Wednesday is World IPv6 Day, a clunky name for an experiment that should be invisible to Web surfers but plays a critical role in keeping the Internet running smoothly.
One of the Net's foundational layers is the Internet Protocol, a global communications standard used for linking connected devices together.Every networked device you own -- your PC, smartphone, laptop, tablet and other gizmos -- has a unique IP address. The problem is that we're running out of them. The current system, called IPv4, has the technical capacity to handle 4.3 billion addresses. They're almost all used up: The last remaining batch was assigned out in February.
The solution is a next-generation protocol called IPv6. Just as the U.S. telephone system handled soaring growth by increasing the digits in each telephone number, the new IP system -- under development for more than 12 years -- uses longer addresses to fit more devices into the network.
Internet is expanding at breakneck speed
The old system could handle several billion addresses. IPv6 has room 340 undecillion of them. That's 34 followed by 37 zeros -- enough for every human on Earth to have trillions of personal gadgets.
But the two systems aren't easy to integrate; they're essentially parallel, independent networks. Internet service providers, operating system manufacturers, browser developers and website operators have been working for several years on the extensive technical changes needed for the switch. Wednesday's experiment is the first global road test of their work.
For 24 hours, starting at midnight UTC (8 p.m. ET) more than 400 major websites around the world are switching their sites over to IPv6 delivery. Google (GOOG, Fortune 500), Facebook and Yahoo (YHOO,Fortune 500) are leading the charge.
When all works well, users won't even notice the change.
"The vast majority (99.95%) of people will be able to access services without interruption: either they'll connect over IPv6, or their systems will successfully fall back to IPv4," Google wrote earlier this week in a blog post about the test. "However, as with any next-generation technology, there may be teething pains. We estimate that .05% of systems may fail to fall back to IPv4, so some people may find Google, Facebook, Yahoo, Bing and other participating websites slow or unresponsive on World IPv6 Day."

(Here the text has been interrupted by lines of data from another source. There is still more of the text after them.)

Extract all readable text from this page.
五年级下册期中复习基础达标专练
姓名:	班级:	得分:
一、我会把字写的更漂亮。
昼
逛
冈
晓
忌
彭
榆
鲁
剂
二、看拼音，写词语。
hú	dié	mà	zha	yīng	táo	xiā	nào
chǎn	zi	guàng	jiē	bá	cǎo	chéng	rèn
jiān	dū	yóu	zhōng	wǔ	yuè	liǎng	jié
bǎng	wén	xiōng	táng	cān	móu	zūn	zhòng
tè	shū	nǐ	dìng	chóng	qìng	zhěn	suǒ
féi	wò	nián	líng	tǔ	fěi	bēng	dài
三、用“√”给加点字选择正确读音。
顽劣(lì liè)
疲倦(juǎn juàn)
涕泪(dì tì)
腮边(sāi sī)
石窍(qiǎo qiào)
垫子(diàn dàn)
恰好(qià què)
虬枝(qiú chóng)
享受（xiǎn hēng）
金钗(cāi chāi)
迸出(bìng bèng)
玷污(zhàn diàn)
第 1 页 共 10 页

Google has a tool posted at http://ipv6test.google.com/ that you can use to test your own connection.
'Ready for prime time': Planning for World IPv6 Day began last year through the Internet Society, a global standards-setting organization with headquarters in Geneva, Switzerland, and Reston, Va. Internet service providers said they were ready to support IPv6 -- but it would be an empty gesture without IPv6 content for them to steer their customers to.

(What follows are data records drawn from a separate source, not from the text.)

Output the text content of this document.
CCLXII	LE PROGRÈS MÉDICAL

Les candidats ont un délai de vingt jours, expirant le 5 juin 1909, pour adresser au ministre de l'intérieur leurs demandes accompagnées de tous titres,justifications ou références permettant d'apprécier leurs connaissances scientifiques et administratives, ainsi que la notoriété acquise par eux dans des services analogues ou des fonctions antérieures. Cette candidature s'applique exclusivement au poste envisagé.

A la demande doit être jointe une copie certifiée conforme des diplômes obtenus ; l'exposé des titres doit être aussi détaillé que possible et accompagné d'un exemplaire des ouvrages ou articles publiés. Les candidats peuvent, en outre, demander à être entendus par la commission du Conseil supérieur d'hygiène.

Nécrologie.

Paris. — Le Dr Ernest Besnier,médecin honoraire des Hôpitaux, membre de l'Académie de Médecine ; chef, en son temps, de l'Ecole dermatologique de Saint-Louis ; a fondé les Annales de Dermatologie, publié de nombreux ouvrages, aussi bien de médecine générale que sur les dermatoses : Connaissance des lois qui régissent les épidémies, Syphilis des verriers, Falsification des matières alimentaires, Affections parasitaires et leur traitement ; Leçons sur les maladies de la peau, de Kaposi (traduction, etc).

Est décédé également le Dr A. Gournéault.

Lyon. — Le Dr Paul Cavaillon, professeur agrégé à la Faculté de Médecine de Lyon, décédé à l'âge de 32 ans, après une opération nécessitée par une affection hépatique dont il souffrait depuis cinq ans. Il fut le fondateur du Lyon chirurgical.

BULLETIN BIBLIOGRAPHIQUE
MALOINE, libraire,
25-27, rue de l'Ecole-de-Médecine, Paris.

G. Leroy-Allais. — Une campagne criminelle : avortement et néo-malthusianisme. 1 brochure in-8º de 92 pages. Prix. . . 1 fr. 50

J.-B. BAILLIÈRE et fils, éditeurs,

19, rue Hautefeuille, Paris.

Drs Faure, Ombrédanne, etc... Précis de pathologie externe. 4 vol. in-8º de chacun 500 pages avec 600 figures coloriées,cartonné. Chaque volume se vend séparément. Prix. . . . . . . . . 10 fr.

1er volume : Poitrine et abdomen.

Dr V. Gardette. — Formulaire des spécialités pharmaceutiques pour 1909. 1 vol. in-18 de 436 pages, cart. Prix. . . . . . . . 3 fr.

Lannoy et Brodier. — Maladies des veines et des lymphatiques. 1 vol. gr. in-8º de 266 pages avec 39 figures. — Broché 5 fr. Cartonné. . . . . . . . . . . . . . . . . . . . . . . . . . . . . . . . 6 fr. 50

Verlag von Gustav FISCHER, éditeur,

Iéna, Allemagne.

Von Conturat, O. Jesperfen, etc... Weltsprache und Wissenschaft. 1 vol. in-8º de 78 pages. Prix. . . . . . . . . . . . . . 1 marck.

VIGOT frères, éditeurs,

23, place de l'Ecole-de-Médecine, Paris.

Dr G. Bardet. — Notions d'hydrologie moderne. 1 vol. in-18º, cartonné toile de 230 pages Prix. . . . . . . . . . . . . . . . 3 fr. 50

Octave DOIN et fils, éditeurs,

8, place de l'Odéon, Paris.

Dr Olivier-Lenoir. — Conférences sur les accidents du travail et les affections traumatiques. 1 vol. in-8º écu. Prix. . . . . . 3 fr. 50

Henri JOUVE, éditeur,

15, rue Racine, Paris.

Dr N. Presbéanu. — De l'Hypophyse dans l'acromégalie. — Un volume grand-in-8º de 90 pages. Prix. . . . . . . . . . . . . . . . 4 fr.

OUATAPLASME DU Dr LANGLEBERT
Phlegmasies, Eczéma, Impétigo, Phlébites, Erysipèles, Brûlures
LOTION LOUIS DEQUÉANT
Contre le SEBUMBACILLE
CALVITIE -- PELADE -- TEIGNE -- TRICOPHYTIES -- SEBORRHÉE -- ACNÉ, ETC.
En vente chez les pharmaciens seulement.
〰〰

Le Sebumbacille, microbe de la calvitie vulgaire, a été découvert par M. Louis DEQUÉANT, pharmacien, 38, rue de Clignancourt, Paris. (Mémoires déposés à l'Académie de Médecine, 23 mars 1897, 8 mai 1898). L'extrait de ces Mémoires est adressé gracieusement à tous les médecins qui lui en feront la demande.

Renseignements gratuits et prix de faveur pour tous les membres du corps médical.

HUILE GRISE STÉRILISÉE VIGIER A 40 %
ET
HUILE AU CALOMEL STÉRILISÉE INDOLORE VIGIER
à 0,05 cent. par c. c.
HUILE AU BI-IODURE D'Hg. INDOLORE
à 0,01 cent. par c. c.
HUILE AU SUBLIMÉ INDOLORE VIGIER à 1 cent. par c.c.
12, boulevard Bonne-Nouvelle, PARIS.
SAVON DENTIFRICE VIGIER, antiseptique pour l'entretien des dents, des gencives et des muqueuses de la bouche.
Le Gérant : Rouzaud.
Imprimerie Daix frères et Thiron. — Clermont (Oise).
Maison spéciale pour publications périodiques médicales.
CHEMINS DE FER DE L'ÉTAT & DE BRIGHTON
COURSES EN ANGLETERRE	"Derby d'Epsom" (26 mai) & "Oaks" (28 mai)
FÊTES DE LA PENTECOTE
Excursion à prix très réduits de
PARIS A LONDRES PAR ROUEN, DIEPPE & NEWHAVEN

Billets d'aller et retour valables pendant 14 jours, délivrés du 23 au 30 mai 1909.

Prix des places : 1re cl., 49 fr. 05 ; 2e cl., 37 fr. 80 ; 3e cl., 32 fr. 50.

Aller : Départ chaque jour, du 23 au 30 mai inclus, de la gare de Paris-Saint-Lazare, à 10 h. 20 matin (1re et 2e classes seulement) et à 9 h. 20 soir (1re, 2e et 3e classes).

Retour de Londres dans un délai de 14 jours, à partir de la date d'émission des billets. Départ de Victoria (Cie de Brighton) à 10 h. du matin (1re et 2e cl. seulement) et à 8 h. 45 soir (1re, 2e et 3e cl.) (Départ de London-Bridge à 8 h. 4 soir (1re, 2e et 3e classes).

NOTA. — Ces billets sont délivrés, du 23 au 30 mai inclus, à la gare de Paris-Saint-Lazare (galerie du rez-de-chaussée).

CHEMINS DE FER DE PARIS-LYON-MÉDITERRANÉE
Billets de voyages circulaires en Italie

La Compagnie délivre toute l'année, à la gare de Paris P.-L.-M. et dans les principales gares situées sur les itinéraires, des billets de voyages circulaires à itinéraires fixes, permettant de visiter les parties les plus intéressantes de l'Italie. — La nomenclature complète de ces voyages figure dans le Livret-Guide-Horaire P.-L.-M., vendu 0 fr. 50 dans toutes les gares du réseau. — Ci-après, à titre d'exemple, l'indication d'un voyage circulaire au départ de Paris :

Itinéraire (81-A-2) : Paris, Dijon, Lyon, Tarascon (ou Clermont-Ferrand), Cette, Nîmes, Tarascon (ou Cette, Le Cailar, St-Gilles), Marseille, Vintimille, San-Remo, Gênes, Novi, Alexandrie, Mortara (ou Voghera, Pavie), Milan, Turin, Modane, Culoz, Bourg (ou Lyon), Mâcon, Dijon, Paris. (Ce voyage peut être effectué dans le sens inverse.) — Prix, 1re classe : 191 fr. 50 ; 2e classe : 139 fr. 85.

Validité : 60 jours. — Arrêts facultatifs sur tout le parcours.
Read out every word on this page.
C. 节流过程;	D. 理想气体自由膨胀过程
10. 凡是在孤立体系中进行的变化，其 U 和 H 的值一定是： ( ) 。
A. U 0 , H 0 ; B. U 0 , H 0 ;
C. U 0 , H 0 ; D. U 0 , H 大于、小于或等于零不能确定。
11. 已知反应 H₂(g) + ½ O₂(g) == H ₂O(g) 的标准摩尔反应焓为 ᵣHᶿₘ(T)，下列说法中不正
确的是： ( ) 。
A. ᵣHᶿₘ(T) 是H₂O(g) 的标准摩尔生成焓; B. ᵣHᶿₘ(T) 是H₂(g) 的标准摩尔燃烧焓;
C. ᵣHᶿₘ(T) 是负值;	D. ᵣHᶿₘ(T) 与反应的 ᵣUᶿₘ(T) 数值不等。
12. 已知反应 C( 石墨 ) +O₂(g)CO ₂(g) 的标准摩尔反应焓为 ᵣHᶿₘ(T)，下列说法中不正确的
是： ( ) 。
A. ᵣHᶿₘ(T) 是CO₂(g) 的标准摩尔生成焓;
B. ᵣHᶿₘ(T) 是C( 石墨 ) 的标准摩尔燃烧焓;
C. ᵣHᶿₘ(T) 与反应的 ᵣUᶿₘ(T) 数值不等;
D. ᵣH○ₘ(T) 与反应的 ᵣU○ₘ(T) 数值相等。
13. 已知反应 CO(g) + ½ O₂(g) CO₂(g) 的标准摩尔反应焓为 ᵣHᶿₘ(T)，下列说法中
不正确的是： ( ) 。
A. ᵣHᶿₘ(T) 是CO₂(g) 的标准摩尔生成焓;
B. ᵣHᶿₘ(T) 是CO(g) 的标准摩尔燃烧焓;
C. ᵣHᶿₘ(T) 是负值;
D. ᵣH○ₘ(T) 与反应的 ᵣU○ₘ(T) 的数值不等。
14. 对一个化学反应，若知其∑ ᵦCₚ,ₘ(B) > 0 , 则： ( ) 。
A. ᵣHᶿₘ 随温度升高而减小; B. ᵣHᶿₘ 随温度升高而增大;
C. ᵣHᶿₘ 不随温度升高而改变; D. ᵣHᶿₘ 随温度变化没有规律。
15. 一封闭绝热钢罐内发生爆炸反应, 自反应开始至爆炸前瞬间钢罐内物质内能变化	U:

Getting Google, Yahoo and Facebook all on board for the test deployment was key, according to Leslie Daigle, the Internet Society's chief Internet technology officer. It's an "everyone leap at once" moment. Even if the forecasts prove true and just a fraction of 1% of the Internet's users encounter glitches, that adds up.
"From a commercial business point of view for major content providers, it can represent a sizeable chunk of your customer base," Daigle says. "You don't want to anger thousands of your customers if you don't really see the need."
The Internet's most-trafficked sites are now seeing it. Facebook says the IPv6 transition is "vital" to the Web's continuing growth. It set up a page to help any users who can't access the site troubleshoot their connections.
Key behind-the-scenes players are also ramping up their IPv6 evangelism. Delivery networks Akamai (AKAM) and Limelight Networks (LLNW), which handle online content for major customers like ESPN, Netflix (NFLX) and Amazon (AMZN, Fortune 500), are participating in Wednesday's experiment.
Akamai made the test an opt-in offering for its thousands of Web customers. Around 30 took the bait. The company is running an online dashboard to measure the day's IPv6 traffic.
"General awareness is still relatively low," says Andy Champagne, Akamai's vice president of engineering. "IPv6 up until now has been more of an academic test case rather than a production use case. We believe that within the next couple years, the transition will almost be required."
He predicts that most sites will make the switch within the next five years, and maybe much sooner.
The Internet Society hopes Wednesday's test will be a tipping point.